Why This Kind of Work Matters
At this point in her career, Dr. Nellist’s work has shifted more toward data analysis than building detectors—she now studies top quarks. “Despite being discovered in 1995, there’s still a lot we’re learning about them, and they might be able to help us understand what dark matter is.” She is also an assistant professor of physics at the University of Amsterdam.

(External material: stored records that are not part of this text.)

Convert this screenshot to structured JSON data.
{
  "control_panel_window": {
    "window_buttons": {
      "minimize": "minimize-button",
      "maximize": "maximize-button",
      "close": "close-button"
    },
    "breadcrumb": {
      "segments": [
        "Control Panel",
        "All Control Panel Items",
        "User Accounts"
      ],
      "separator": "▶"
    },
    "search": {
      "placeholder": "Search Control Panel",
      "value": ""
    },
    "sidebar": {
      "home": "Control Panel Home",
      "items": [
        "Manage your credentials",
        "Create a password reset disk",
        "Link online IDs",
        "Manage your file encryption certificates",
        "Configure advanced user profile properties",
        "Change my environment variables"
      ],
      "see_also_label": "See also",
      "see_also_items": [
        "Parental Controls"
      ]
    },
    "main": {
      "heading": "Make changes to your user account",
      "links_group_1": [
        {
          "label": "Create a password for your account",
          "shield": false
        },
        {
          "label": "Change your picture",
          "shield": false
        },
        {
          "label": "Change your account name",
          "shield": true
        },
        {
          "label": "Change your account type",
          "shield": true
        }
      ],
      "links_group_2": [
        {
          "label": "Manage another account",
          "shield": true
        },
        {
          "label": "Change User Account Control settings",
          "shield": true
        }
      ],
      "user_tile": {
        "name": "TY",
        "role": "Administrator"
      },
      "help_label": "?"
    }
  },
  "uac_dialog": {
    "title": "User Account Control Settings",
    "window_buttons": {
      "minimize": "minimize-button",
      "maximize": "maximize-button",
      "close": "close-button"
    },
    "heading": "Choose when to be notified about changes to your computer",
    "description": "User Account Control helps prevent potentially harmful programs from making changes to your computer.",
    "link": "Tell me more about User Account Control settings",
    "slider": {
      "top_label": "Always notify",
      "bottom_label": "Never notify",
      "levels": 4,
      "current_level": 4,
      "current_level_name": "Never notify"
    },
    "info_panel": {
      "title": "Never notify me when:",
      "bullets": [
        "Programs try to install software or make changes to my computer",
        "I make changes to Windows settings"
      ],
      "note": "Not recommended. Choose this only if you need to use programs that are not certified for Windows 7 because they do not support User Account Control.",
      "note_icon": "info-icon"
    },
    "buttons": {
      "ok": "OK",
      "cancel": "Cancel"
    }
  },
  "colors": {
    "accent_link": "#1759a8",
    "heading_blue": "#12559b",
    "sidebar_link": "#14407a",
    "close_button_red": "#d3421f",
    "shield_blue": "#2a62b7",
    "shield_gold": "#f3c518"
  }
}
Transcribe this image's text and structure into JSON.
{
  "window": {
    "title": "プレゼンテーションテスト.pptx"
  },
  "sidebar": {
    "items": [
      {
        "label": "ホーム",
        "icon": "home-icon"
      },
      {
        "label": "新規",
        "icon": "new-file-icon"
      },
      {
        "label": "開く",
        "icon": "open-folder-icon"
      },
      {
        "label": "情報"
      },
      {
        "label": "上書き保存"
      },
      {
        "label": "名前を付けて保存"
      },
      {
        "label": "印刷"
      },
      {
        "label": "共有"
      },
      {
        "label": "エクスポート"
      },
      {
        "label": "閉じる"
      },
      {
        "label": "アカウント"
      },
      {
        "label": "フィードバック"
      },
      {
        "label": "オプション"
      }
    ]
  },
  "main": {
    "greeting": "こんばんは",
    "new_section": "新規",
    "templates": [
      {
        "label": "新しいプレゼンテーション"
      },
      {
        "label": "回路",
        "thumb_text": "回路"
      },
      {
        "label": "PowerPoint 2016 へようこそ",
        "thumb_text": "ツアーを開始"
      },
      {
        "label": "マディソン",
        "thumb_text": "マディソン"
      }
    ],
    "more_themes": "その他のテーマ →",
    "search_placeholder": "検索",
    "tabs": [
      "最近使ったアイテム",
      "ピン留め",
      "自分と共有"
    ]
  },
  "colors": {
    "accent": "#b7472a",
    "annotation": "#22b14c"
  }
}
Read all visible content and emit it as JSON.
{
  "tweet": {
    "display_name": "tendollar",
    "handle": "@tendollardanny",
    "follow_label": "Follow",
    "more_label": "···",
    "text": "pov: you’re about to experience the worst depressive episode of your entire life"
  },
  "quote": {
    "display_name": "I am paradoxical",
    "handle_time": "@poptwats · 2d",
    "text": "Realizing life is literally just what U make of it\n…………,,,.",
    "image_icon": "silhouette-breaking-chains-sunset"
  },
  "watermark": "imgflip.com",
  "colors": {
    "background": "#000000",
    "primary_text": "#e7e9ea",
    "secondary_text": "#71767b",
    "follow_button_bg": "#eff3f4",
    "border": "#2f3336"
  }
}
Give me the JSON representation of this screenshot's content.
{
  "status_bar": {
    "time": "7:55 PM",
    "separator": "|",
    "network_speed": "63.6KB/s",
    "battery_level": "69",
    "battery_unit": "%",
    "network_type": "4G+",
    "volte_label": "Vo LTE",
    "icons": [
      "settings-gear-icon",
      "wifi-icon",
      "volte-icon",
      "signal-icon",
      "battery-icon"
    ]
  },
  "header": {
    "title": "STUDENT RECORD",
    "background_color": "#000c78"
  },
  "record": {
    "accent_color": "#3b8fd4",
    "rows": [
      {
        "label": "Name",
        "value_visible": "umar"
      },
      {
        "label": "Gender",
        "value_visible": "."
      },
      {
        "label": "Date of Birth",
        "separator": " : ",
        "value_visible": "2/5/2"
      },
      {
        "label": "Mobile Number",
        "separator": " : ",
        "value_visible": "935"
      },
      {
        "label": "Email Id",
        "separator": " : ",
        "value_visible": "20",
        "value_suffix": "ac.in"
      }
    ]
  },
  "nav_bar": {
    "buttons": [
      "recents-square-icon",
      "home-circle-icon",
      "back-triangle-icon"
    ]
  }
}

Her enthusiasm for her work is palpable. “What I really love about the work that we're doing is that there are many, many technological advancements that come from it,” she says. “We’re not planning on them at the beginning. It’s just the fact that when you put thousands of people together who are curious and want to design the best detectors or accelerators or ways of processing the data, then a bunch of new advancements come along. And because it’s CERN, we don’t patent anything. It’s not designed to make money. We just publish it.”
From medical technology to communications advancements to the internet as we know it, it’s virtually impossible to list every single invention and innovation that has come from CERN or the organization’s data.
“I love the fact that even though I’m not working specifically on that, I get to feed into and support innovation that is going to help people live better lives.”